La situation est rapidement devenue tendue. Entourée de voisines venues la soutenir, Fadila, 65 ans, a tenté de plaider sa cause. « Je vous en supplie, on paye toujours le loyer », a-t-elle imploré. Elle a présenté des certificats médicaux attestant de sa fragilité et de celle de son mari, jugeant leur état de santé incompatible avec un relogement.
« On est à jour du loyer, on a toujours tout payé. D'abord, je regarde si le loyer passe, après je fais les courses. »
L'un des fils du couple a été interpellé par la police suite à une vive altercation. Nourredine Debbari, président de l'association Nice Moulins Solidarités 06, présent sur les lieux, a exprimé son inquiétude face à l'escalade des tensions dans un quartier déjà sensible.
Le couple avait signé son bail en 1999 pour cet appartement de 4 pièces. Ils y vivaient depuis 25 ans, et l'un de leurs fils habitait encore avec eux.

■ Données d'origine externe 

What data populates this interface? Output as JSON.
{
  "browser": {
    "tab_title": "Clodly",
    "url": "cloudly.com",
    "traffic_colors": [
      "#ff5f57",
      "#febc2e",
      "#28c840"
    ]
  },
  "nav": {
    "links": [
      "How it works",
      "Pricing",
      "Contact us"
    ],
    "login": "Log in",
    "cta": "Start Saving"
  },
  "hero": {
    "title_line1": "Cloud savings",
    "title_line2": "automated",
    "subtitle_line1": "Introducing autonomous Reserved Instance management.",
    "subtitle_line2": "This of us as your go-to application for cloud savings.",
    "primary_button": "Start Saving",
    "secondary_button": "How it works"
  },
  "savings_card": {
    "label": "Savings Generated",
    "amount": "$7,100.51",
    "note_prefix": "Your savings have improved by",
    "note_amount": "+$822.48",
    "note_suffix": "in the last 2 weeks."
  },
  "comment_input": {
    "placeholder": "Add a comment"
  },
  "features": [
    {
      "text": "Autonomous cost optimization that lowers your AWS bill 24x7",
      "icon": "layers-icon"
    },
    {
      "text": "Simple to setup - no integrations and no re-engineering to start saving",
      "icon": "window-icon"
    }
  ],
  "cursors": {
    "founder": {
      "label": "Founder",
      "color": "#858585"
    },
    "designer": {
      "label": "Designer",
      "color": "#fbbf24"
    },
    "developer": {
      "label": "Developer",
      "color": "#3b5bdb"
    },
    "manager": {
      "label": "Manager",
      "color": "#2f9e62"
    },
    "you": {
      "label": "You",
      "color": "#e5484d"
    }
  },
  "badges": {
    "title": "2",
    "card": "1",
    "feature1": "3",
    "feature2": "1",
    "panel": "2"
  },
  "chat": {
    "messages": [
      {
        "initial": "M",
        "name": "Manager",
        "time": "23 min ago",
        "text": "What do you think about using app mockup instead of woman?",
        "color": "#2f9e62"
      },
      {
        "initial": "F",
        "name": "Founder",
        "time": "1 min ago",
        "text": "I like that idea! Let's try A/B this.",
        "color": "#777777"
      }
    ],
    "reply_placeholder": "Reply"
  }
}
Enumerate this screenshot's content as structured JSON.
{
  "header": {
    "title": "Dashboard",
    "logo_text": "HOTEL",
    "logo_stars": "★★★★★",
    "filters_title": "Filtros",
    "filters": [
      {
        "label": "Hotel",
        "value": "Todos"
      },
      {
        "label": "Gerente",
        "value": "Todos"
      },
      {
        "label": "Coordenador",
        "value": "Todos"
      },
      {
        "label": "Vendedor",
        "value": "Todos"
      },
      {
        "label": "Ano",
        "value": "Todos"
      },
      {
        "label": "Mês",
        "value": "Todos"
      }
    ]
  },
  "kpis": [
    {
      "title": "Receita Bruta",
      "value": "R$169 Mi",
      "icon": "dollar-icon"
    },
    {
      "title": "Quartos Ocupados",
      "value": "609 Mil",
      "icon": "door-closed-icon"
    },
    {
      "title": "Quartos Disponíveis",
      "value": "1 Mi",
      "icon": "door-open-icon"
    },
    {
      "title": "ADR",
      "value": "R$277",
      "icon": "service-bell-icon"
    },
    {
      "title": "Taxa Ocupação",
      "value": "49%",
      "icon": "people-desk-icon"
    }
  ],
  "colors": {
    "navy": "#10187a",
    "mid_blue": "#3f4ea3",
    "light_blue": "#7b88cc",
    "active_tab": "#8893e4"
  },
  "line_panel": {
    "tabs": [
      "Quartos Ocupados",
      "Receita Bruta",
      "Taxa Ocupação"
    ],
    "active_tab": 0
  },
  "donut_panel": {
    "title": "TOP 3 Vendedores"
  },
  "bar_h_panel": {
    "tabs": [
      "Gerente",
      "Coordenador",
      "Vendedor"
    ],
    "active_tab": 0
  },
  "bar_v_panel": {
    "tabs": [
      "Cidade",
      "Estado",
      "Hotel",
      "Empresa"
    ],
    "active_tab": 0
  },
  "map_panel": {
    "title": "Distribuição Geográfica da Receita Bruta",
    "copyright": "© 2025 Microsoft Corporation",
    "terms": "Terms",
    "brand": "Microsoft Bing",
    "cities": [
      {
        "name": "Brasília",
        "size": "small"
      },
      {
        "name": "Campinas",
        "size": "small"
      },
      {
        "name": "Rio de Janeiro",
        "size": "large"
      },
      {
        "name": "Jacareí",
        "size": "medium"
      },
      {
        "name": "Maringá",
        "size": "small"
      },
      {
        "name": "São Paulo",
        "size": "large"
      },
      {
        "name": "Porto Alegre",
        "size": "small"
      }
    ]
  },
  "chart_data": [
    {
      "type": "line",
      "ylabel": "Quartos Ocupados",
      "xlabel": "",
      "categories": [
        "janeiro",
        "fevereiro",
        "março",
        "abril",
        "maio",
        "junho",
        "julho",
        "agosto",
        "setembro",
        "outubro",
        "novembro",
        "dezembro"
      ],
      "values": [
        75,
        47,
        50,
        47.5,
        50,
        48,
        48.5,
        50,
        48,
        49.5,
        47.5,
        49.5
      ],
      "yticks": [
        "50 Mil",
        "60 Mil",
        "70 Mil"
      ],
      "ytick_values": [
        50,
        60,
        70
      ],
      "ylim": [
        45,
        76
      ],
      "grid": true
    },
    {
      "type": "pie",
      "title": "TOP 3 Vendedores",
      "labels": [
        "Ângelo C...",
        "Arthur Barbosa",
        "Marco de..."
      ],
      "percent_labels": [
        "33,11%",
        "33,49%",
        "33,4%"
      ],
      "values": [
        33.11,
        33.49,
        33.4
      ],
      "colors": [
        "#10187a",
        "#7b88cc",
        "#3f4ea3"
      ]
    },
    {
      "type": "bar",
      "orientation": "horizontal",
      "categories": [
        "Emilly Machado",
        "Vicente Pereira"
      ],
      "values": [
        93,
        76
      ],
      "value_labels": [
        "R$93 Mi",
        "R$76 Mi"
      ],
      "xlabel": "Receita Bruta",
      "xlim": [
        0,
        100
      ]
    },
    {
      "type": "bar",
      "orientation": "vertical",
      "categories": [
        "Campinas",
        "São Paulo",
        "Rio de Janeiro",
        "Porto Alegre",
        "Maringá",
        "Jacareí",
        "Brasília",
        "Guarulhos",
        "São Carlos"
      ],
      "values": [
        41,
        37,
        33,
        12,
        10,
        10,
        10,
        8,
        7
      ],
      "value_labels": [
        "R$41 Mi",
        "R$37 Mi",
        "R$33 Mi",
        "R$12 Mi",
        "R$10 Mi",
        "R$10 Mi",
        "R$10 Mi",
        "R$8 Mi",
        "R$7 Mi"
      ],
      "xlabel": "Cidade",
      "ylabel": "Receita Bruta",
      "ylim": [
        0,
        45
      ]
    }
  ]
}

Au cours de l'intervention, Fadila a été victime d'un malaise et a été prise en charge par les pompiers. Son mari, Mohamed, a quitté les lieux avec une petite valise. Une porte anti-squat a été installée par le bailleur social une fois l'appartement vidé.
Une situation juridique encore en suspens
Bien que l'expulsion ait été exécutée, l'affaire n'est pas totalement close sur le plan judiciaire. La famille a fait appel de la décision de justice ordonnant son départ. Une audience est prévue pour le mois de février de l'année suivante. Cette procédure en cours ajoute une couche de complexité à la situation.
Le bailleur social se défend en évoquant également des menaces qu'aurait proférées le père de famille à l'encontre d'un de ses agents. Une accusation que le fils aîné, Younès, nuance fortement : « Le ton est monté, car c’est l’agent qui a mal parlé à mon père ».
Vers une possible médiation ?
Face à l'émotion suscitée par cette expulsion, une porte de sortie pourrait s'ouvrir. Selon une source proche du dossier, Anthony Borré, président de Côte d'Azur Habitat et Premier adjoint au maire de Nice, a proposé une rencontre au couple la semaine prochaine.
Cette proposition est conditionnée à la cessation des menaces. En signe d'apaisement, il a également été convenu que les affaires de la famille puissent rester temporairement dans l'appartement, le temps pour elle de trouver une solution de déménagement. L'avenir du couple reste donc incertain, suspendu à la fois à l'issue de la procédure d'appel et aux résultats de cette potentielle médiation.